It seems mostly like a dream to me now, the Emerald Triangle, even after so many vital years of my life spent there. When the Lookout first started getting read by people in other cities and states, I would often be accused of making up stories. The day-to-day goings-on of Laytonville and Garberville and Boonville and Eureka seemed fanciful enough, and the Wild West-like adventures of Spy Rock and Salmon Creek read like transmissions from another time or dimension. It was all real, of course, and there was so much more that I missed or forgot or thought it best to ignore, but it's mostly memories now, memories so strange and ghost-like that I find myself dragging out old photographs and magazines and keepsakes to assure myself that they really happened. Much of what goes on in the Emerald Triangle is invisible to the casual observer, even more so to the occasional visitor. A few shabby excuses for towns strung like dusty gewgaws along the sinuous curves of Highway 101, a sudden plunge into a redwood cathedral that punctuates the miles of clearcuts baking in the midsummer sun, some time-warp tie-dye hippies crossing paths with rednecks who wouldn't look out of place in North Alabama, beat-up old trucks and sleek SUVs that reek of marijuana dollars, and most people zoom through here in an afternoon and don't even notice that much.

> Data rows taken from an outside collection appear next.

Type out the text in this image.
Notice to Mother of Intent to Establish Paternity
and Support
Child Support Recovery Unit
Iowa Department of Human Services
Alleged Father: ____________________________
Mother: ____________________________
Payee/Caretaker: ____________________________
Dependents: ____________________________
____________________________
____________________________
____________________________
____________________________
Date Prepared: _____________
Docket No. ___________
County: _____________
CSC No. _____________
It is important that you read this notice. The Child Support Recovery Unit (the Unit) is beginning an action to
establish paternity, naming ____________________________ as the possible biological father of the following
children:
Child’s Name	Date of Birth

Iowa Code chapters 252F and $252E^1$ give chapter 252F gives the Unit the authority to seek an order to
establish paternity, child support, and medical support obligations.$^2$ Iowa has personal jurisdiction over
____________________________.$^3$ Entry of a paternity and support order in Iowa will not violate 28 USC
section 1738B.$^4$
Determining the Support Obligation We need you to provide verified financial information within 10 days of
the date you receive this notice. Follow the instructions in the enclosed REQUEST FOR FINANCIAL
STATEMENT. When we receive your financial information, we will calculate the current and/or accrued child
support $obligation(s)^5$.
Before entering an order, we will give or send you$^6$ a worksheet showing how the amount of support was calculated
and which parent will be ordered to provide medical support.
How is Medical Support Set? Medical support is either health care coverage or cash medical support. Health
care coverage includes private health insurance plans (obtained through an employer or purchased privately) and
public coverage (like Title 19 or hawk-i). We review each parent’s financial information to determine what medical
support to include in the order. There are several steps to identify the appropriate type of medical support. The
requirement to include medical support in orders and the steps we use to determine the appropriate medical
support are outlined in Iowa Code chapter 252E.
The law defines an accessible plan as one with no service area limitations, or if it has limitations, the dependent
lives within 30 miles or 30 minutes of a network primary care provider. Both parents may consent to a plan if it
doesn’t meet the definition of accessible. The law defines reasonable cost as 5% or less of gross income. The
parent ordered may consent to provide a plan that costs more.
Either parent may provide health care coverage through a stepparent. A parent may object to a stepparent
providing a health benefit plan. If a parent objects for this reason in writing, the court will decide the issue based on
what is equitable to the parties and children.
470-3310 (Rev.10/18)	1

Unless you know someone up there, there's no point in heading off onto the back roads. At certain times of the year, it would be very foolish to do so. You could drive for miles over bone-jarring tracks that masquerade as roads, and never see anything beyond clouds of dust and the occasional anonymous driveway. What goes on behind the impermeable curtain of manzanita and madrone and oak and Doug fir, you can only imagine, and you probably wouldn't even come close.
There are scenes of unbelievable squalor and unspeakable luxury, whole families living in windowless trailers and single potentates ensconced in redwood palaces. There are hardscrabble, hard luck Dogpatches and verdant oases where cool water splashes over polished stones beneath trees that were already old when America was being born.
And you can always go down to the sea, to the toytowns of Mendocino and Ferndale, to the sometimes brutally real towns of Fort Bragg and Eureka, to the staggering, almost frightening rock cliffs that look like eternity itself and yet every winter crumble to bits like so much papier maché. You can watch the fog and the rain roll in from a thousand miles away and swallow up the lights of Arcata and Trinidad and Point Arena until nothing is left but a dull golden glow to suggest that real human lives are unfolding and unreeling and unraveling somewhere within the murk and gloom.
You could write poems about it, songs about it, you could stand on a mountaintop high above it and cry your eyes out over the majesty and horror of it all, and still you wouldn't be able to put your finger on just what it is that makes this land a place apart from all others. I spent ten full years, and parts of many other years in the midst of it, and barely scratched the surface.